L'Union européenne doit pouvoir négocier avec un seul interlocuteur ce qui conduira la Bosnie-Herzégovine à utiliser son chemin vers l'Union européenne pour promouvoir un cadre institutionnel plus cohérent, privilégiant l'efficacité des institutions.

Q - Les deux questions suivantes sont posées par rapport au référendum qui s'est tenu, fin mai, dans votre pays. Que signifie cette décision des citoyens français ? Une position claire et précise ou une connaissance insuffisante de la politique d'adhésion ?
R - Le 29 mai dernier, les citoyens français n'ont pas refusé l'Europe, j'en suis convaincue, mais peut-être plutôt une certaine façon de la faire. Il est certain que nous devons mieux expliquer les enjeux européens et aussi trouver le moyen de mieux associer notre Parlement mais aussi les collectivités locales, les partis politiques, les partenaires sociaux et les représentants de la société civile. Par ailleurs, il est possible que le processus d'élargissement ait suscité des craintes et des interrogations parce que certains de nos compatriotes les perçoivent comme une fuite en avant, un processus que rien ne pourrait interrompre et qui échapperait à tout contrôle politique. Pour ce qui concerne les dix Etats qui nous ont rejoints l'année dernière, je voudrais que l'on comprenne davantage que leur adhésion est positive pour toute l'Europe et pour la France. Ce sont de nouveaux marchés et des perspectives de croissance. C'est aussi un mouvement historique vers la réunification du continent européen.
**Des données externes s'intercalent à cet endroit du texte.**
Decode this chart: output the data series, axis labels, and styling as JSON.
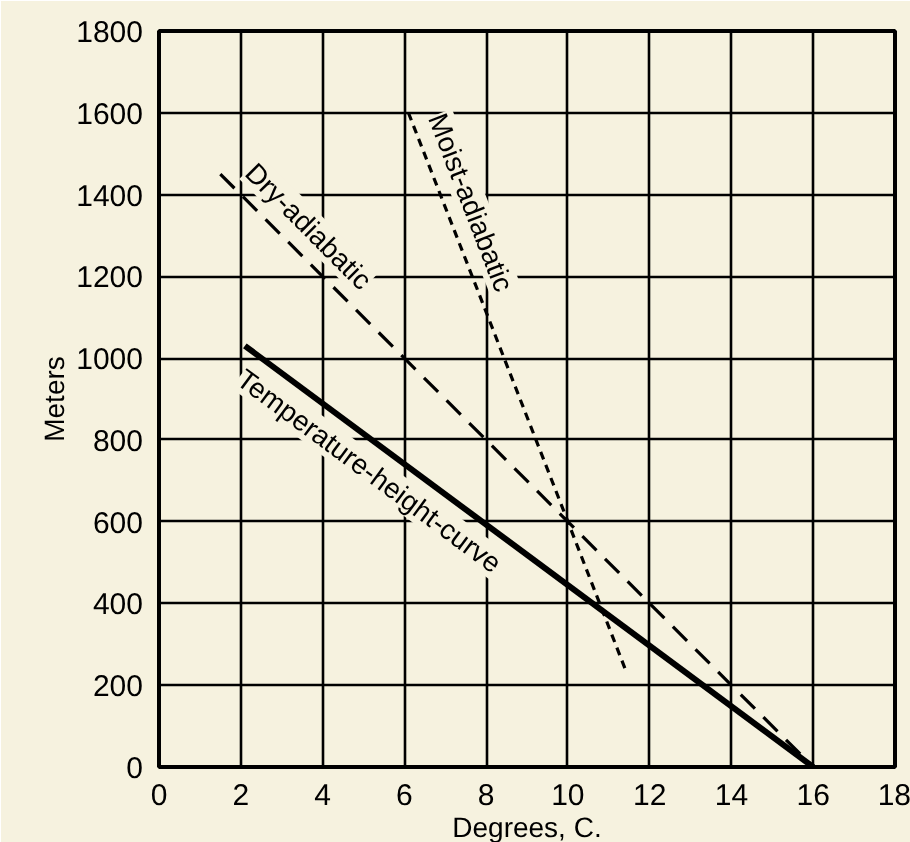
{
  "chart_data": {
    "type": "line",
    "xlabel": "Degrees, C.",
    "ylabel": "Meters",
    "xlim": [
      0,
      18
    ],
    "ylim": [
      0,
      1800
    ],
    "xticks": [
      0,
      2,
      4,
      6,
      8,
      10,
      12,
      14,
      16,
      18
    ],
    "yticks": [
      0,
      200,
      400,
      600,
      800,
      1000,
      1200,
      1400,
      1600,
      1800
    ],
    "grid": true,
    "marker": "none",
    "series": [
      {
        "name": "Temperature-height-curve",
        "color": "#000000",
        "line_style": "solid",
        "x": [
          2.1,
          16
        ],
        "values": [
          1030,
          0
        ]
      },
      {
        "name": "Dry-adiabatic",
        "color": "#000000",
        "line_style": "dashed",
        "x": [
          1.5,
          16
        ],
        "values": [
          1450,
          0
        ]
      },
      {
        "name": "Moist-adiabatic",
        "color": "#000000",
        "line_style": "dotted",
        "x": [
          6.1,
          10,
          11.4
        ],
        "values": [
          1600,
          600,
          240
        ]
      }
    ]
  }
}
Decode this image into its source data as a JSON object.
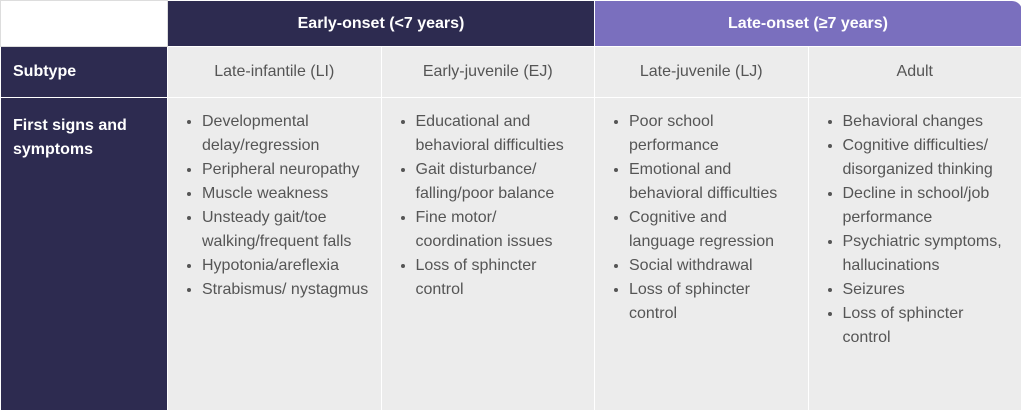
{
  "header": {
    "groups": [
      "Early-onset (<7 years)",
      "Late-onset (≥7 years)"
    ]
  },
  "table": {
    "subtype_label": "Subtype",
    "subtypes": [
      "Late-infantile (LI)",
      "Early-juvenile (EJ)",
      "Late-juvenile (LJ)",
      "Adult"
    ],
    "symptoms_label": "First signs and symptoms",
    "symptoms": [
      [
        "Developmental delay/regression",
        "Peripheral neuropathy",
        "Muscle weakness",
        "Unsteady gait/toe walking/frequent falls",
        "Hypotonia/areflexia",
        "Strabismus/ nystagmus"
      ],
      [
        "Educational and behavioral difficulties",
        "Gait disturbance/ falling/poor balance",
        "Fine motor/ coordination issues",
        "Loss of sphincter control"
      ],
      [
        "Poor school performance",
        "Emotional and behavioral difficulties",
        "Cognitive and language regression",
        "Social withdrawal",
        "Loss of sphincter control"
      ],
      [
        "Behavioral changes",
        "Cognitive difficulties/ disorganized thinking",
        "Decline in school/job performance",
        "Psychiatric symptoms, hallucinations",
        "Seizures",
        "Loss of sphincter control"
      ]
    ]
  }
}
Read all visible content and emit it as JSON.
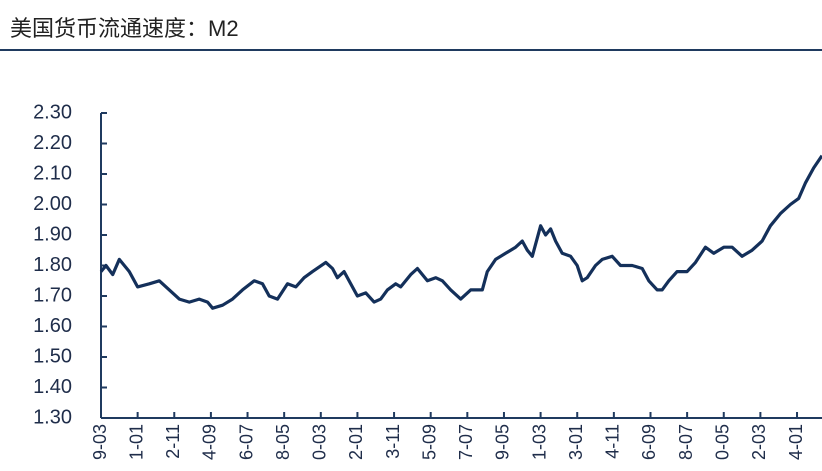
{
  "chart_data": {
    "type": "line",
    "title": "美国货币流通速度：M2",
    "x": [
      0,
      3,
      7,
      11,
      17,
      22,
      29,
      35,
      41,
      47,
      53,
      59,
      64,
      67,
      73,
      79,
      85,
      92,
      97,
      101,
      106,
      112,
      117,
      122,
      127,
      135,
      139,
      142,
      146,
      151,
      154,
      159,
      164,
      168,
      172,
      177,
      180,
      186,
      190,
      196,
      201,
      205,
      210,
      216,
      222,
      229,
      232,
      237,
      243,
      249,
      253,
      256,
      259,
      264,
      267,
      270,
      273,
      277,
      282,
      286,
      289,
      292,
      297,
      301,
      307,
      312,
      319,
      325,
      329,
      334,
      337,
      341,
      346,
      352,
      357,
      363,
      368,
      374,
      379,
      385,
      391,
      397,
      402,
      408,
      414,
      419,
      423,
      428,
      433
    ],
    "series": [
      {
        "name": "M2",
        "color": "#14305a",
        "values": [
          1.78,
          1.8,
          1.77,
          1.82,
          1.78,
          1.73,
          1.74,
          1.75,
          1.72,
          1.69,
          1.68,
          1.69,
          1.68,
          1.66,
          1.67,
          1.69,
          1.72,
          1.75,
          1.74,
          1.7,
          1.69,
          1.74,
          1.73,
          1.76,
          1.78,
          1.81,
          1.79,
          1.76,
          1.78,
          1.73,
          1.7,
          1.71,
          1.68,
          1.69,
          1.72,
          1.74,
          1.73,
          1.77,
          1.79,
          1.75,
          1.76,
          1.75,
          1.72,
          1.69,
          1.72,
          1.72,
          1.78,
          1.82,
          1.84,
          1.86,
          1.88,
          1.85,
          1.83,
          1.93,
          1.9,
          1.92,
          1.88,
          1.84,
          1.83,
          1.8,
          1.75,
          1.76,
          1.8,
          1.82,
          1.83,
          1.8,
          1.8,
          1.79,
          1.75,
          1.72,
          1.72,
          1.75,
          1.78,
          1.78,
          1.81,
          1.86,
          1.84,
          1.86,
          1.86,
          1.83,
          1.85,
          1.88,
          1.93,
          1.97,
          2.0,
          2.02,
          2.07,
          2.12,
          2.16
        ]
      }
    ],
    "xlim": [
      0,
      433
    ],
    "xticks": [
      {
        "value": 0,
        "label": "9-03"
      },
      {
        "value": 22,
        "label": "1-01"
      },
      {
        "value": 44,
        "label": "2-11"
      },
      {
        "value": 66,
        "label": "4-09"
      },
      {
        "value": 88,
        "label": "6-07"
      },
      {
        "value": 110,
        "label": "8-05"
      },
      {
        "value": 132,
        "label": "0-03"
      },
      {
        "value": 154,
        "label": "2-01"
      },
      {
        "value": 176,
        "label": "3-11"
      },
      {
        "value": 198,
        "label": "5-09"
      },
      {
        "value": 220,
        "label": "7-07"
      },
      {
        "value": 242,
        "label": "9-05"
      },
      {
        "value": 264,
        "label": "1-03"
      },
      {
        "value": 286,
        "label": "3-01"
      },
      {
        "value": 308,
        "label": "4-11"
      },
      {
        "value": 330,
        "label": "6-09"
      },
      {
        "value": 352,
        "label": "8-07"
      },
      {
        "value": 374,
        "label": "0-05"
      },
      {
        "value": 396,
        "label": "2-03"
      },
      {
        "value": 418,
        "label": "4-01"
      }
    ],
    "ylim": [
      1.3,
      2.3
    ],
    "yticks": [
      {
        "value": 1.3,
        "label": "1.30"
      },
      {
        "value": 1.4,
        "label": "1.40"
      },
      {
        "value": 1.5,
        "label": "1.50"
      },
      {
        "value": 1.6,
        "label": "1.60"
      },
      {
        "value": 1.7,
        "label": "1.70"
      },
      {
        "value": 1.8,
        "label": "1.80"
      },
      {
        "value": 1.9,
        "label": "1.90"
      },
      {
        "value": 2.0,
        "label": "2.00"
      },
      {
        "value": 2.1,
        "label": "2.10"
      },
      {
        "value": 2.2,
        "label": "2.20"
      },
      {
        "value": 2.3,
        "label": "2.30"
      }
    ],
    "grid": false
  }
}
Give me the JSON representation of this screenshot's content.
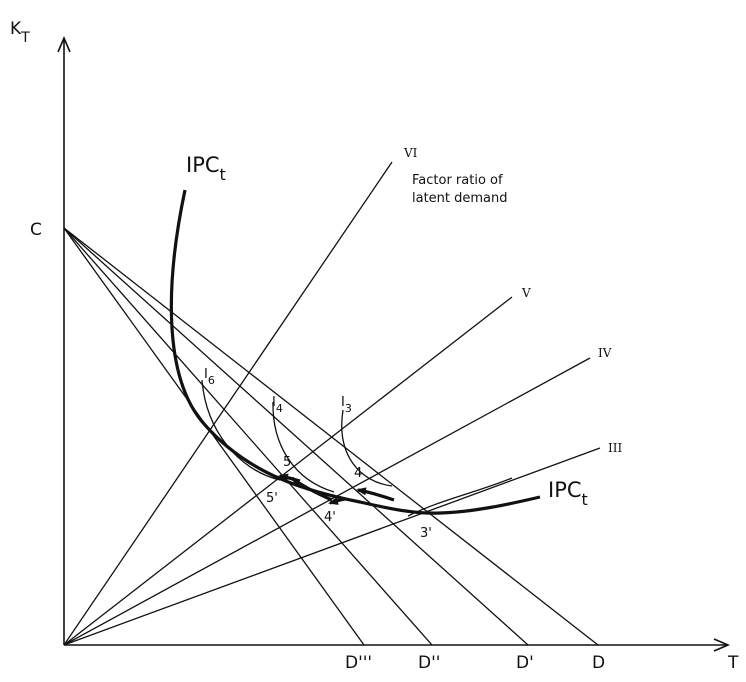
{
  "axes": {
    "y_label_main": "K",
    "y_label_sub": "T",
    "x_label": "T",
    "origin_label_C": "C"
  },
  "rays": {
    "vi": "VI",
    "vi_note_line1": "Factor ratio of",
    "vi_note_line2": "latent demand",
    "v": "V",
    "iv": "IV",
    "iii": "III"
  },
  "budget_lines": {
    "d": "D",
    "d1": "D'",
    "d2": "D''",
    "d3": "D'''"
  },
  "curves": {
    "ipc_main": "IPC",
    "ipc_sub": "t",
    "i3_main": "I",
    "i3_sub": "3",
    "i4_main": "I",
    "i4_sub": "4",
    "i6_main": "I",
    "i6_sub": "6"
  },
  "points": {
    "p3prime": "3'",
    "p4": "4",
    "p4prime": "4'",
    "p5": "5",
    "p5prime": "5'"
  }
}
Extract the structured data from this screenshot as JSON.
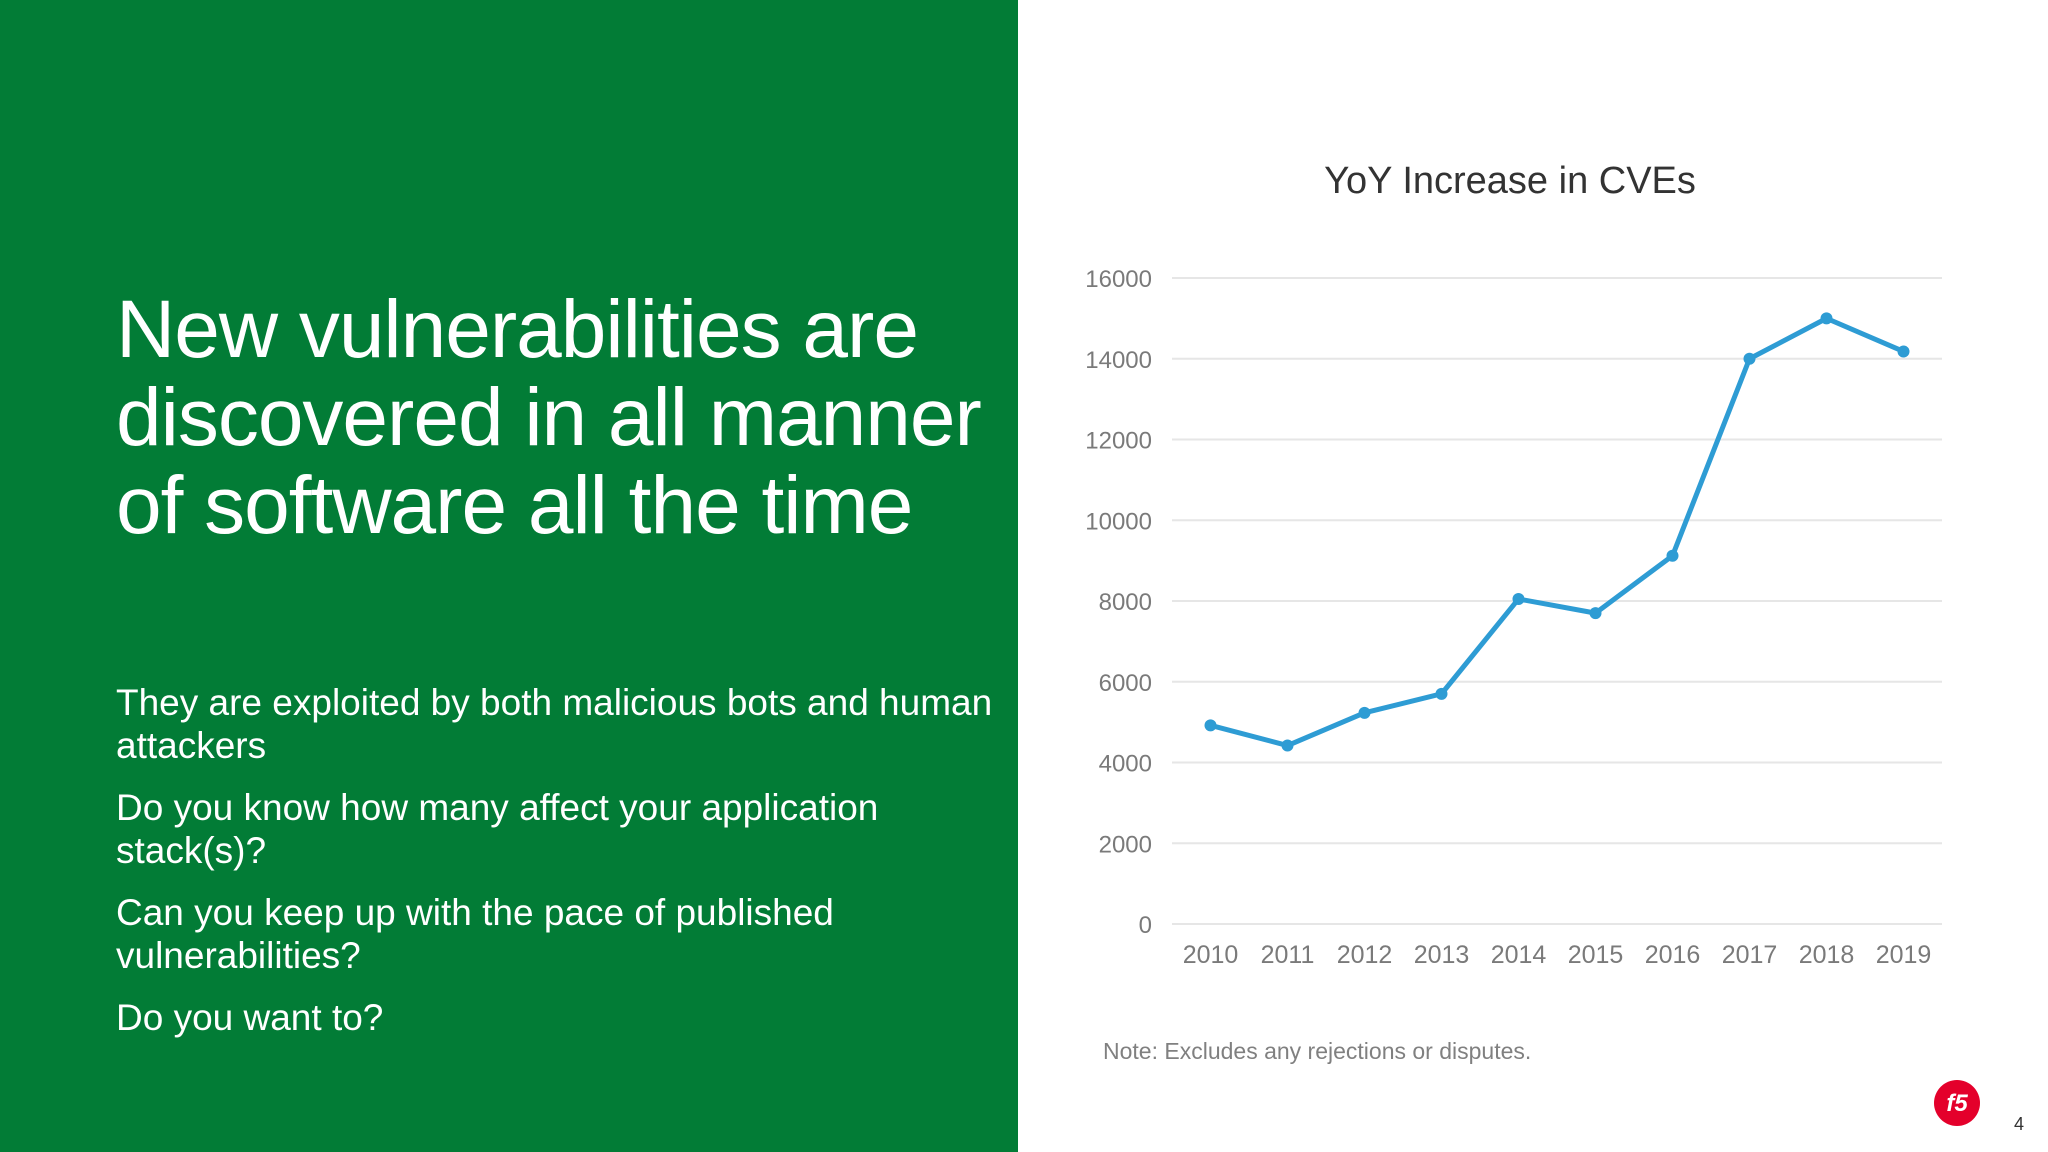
{
  "slide": {
    "headline": "New vulnerabilities are discovered in all manner of software all the time",
    "bullets": [
      "They are exploited by both malicious bots and human attackers",
      "Do you know how many affect your application stack(s)?",
      "Can you keep up with the pace of published vulnerabilities?",
      "Do you want to?"
    ],
    "note": "Note: Excludes any rejections or disputes.",
    "page_number": "4",
    "logo_text": "f5"
  },
  "colors": {
    "panel": "#027c36",
    "line": "#2e9cd4",
    "grid": "#e6e6e6",
    "tick_text": "#7a7a7a",
    "logo": "#e4002b"
  },
  "chart_data": {
    "type": "line",
    "title": "YoY Increase in CVEs",
    "categories": [
      "2010",
      "2011",
      "2012",
      "2013",
      "2014",
      "2015",
      "2016",
      "2017",
      "2018",
      "2019"
    ],
    "series": [
      {
        "name": "CVEs",
        "values": [
          4920,
          4420,
          5230,
          5700,
          8050,
          7700,
          9120,
          14000,
          15000,
          14180
        ]
      }
    ],
    "yticks": [
      0,
      2000,
      4000,
      6000,
      8000,
      10000,
      12000,
      14000,
      16000
    ],
    "ylim": [
      0,
      16000
    ],
    "xlabel": "",
    "ylabel": "",
    "grid": true,
    "legend": "none"
  }
}
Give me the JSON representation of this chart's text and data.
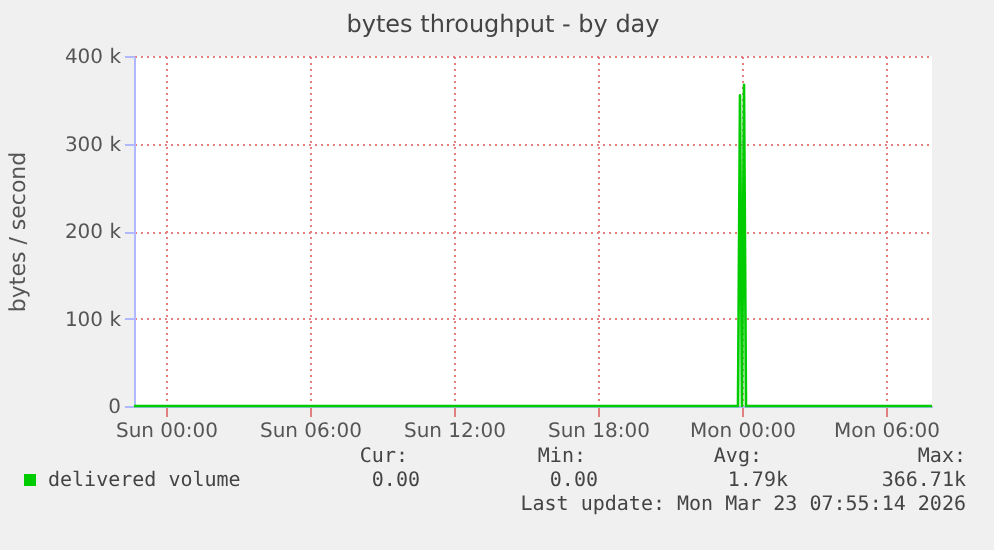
{
  "chart_data": {
    "type": "line",
    "title": "bytes throughput - by day",
    "ylabel": "bytes / second",
    "x": [
      "2026-03-21T22:40",
      "2026-03-22T23:50",
      "2026-03-22T23:55",
      "2026-03-23T00:00",
      "2026-03-23T00:05",
      "2026-03-23T00:10",
      "2026-03-23T07:55"
    ],
    "series": [
      {
        "name": "delivered volume",
        "color": "#00cc00",
        "values": [
          0,
          0,
          355000,
          0,
          367000,
          0,
          0
        ]
      }
    ],
    "xlim": [
      "2026-03-21T22:40",
      "2026-03-23T07:55"
    ],
    "xticks": [
      {
        "value": "2026-03-22T00:00",
        "label": "Sun 00:00"
      },
      {
        "value": "2026-03-22T06:00",
        "label": "Sun 06:00"
      },
      {
        "value": "2026-03-22T12:00",
        "label": "Sun 12:00"
      },
      {
        "value": "2026-03-22T18:00",
        "label": "Sun 18:00"
      },
      {
        "value": "2026-03-23T00:00",
        "label": "Mon 00:00"
      },
      {
        "value": "2026-03-23T06:00",
        "label": "Mon 06:00"
      }
    ],
    "ylim": [
      0,
      400000
    ],
    "yticks": [
      0,
      {
        "value": 100000,
        "label": "100 k"
      },
      {
        "value": 200000,
        "label": "200 k"
      },
      {
        "value": 300000,
        "label": "300 k"
      },
      {
        "value": 400000,
        "label": "400 k"
      }
    ],
    "grid": true,
    "legend": "bottom left",
    "marker": "none",
    "line_style": "solid",
    "annotations": [
      "Cur:",
      "Min:",
      "Avg:",
      "Max:",
      "0.00",
      "0.00",
      "1.79k",
      "366.71k",
      "Last update: Mon Mar 23 07:55:14 2026"
    ]
  }
}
Q - Quel est votre pronostic en ce qui concerne le calendrier de l'adhésion des pays des Balkans à l'Union européenne ? Un avenir clair et rapide ou une intégration difficile et lente ?
R - Dès le Sommet de Zagreb en 2000, les pays de l'Union européenne ont affirmé la perspective européenne pour les pays des Balkans mais il ne peut y avoir de calendrier prédéterminé parce que cela dépendra d'abord et avant tout de leur évolution politique et économique. Dire que cela sera facile serait trompeur. Il n'y a pas de raccourci vers l'Union européenne. La responsabilité première est celle des pays qui veulent nous rejoindre qui doivent, pour cela, poursuivre leur transformation et respecter toutes les conditions requises, comme l'ont fait avant eux tous les pays aujourd'hui membres de l'Union européenne.

Q - Concernant la situation dans les banlieues françaises, peut-on trouver une solution efficace ?
R - Les événements que nous venons de vivre témoignent d'un malaise profond. La première nécessité est de respecter la loi et le retour au calme. C'est un préalable mais nous ne construirons rien de durable sans le respect mutuel et sans combattre les discriminations. Le devoir de la République est d'offrir partout et à chacun les mêmes chances alors que certains territoires cumulent trop de handicaps, trop de difficultés. Le gouvernement est à l'oeuvre. Il vient de prendre des décisions importantes pour l'éducation, le logement, la formation et la lutte contre les discriminations. Il s'agit nécessairement d'un effort de longue haleine et nous ne changerons pas les choses en profondeur sans l'engagement de chacun.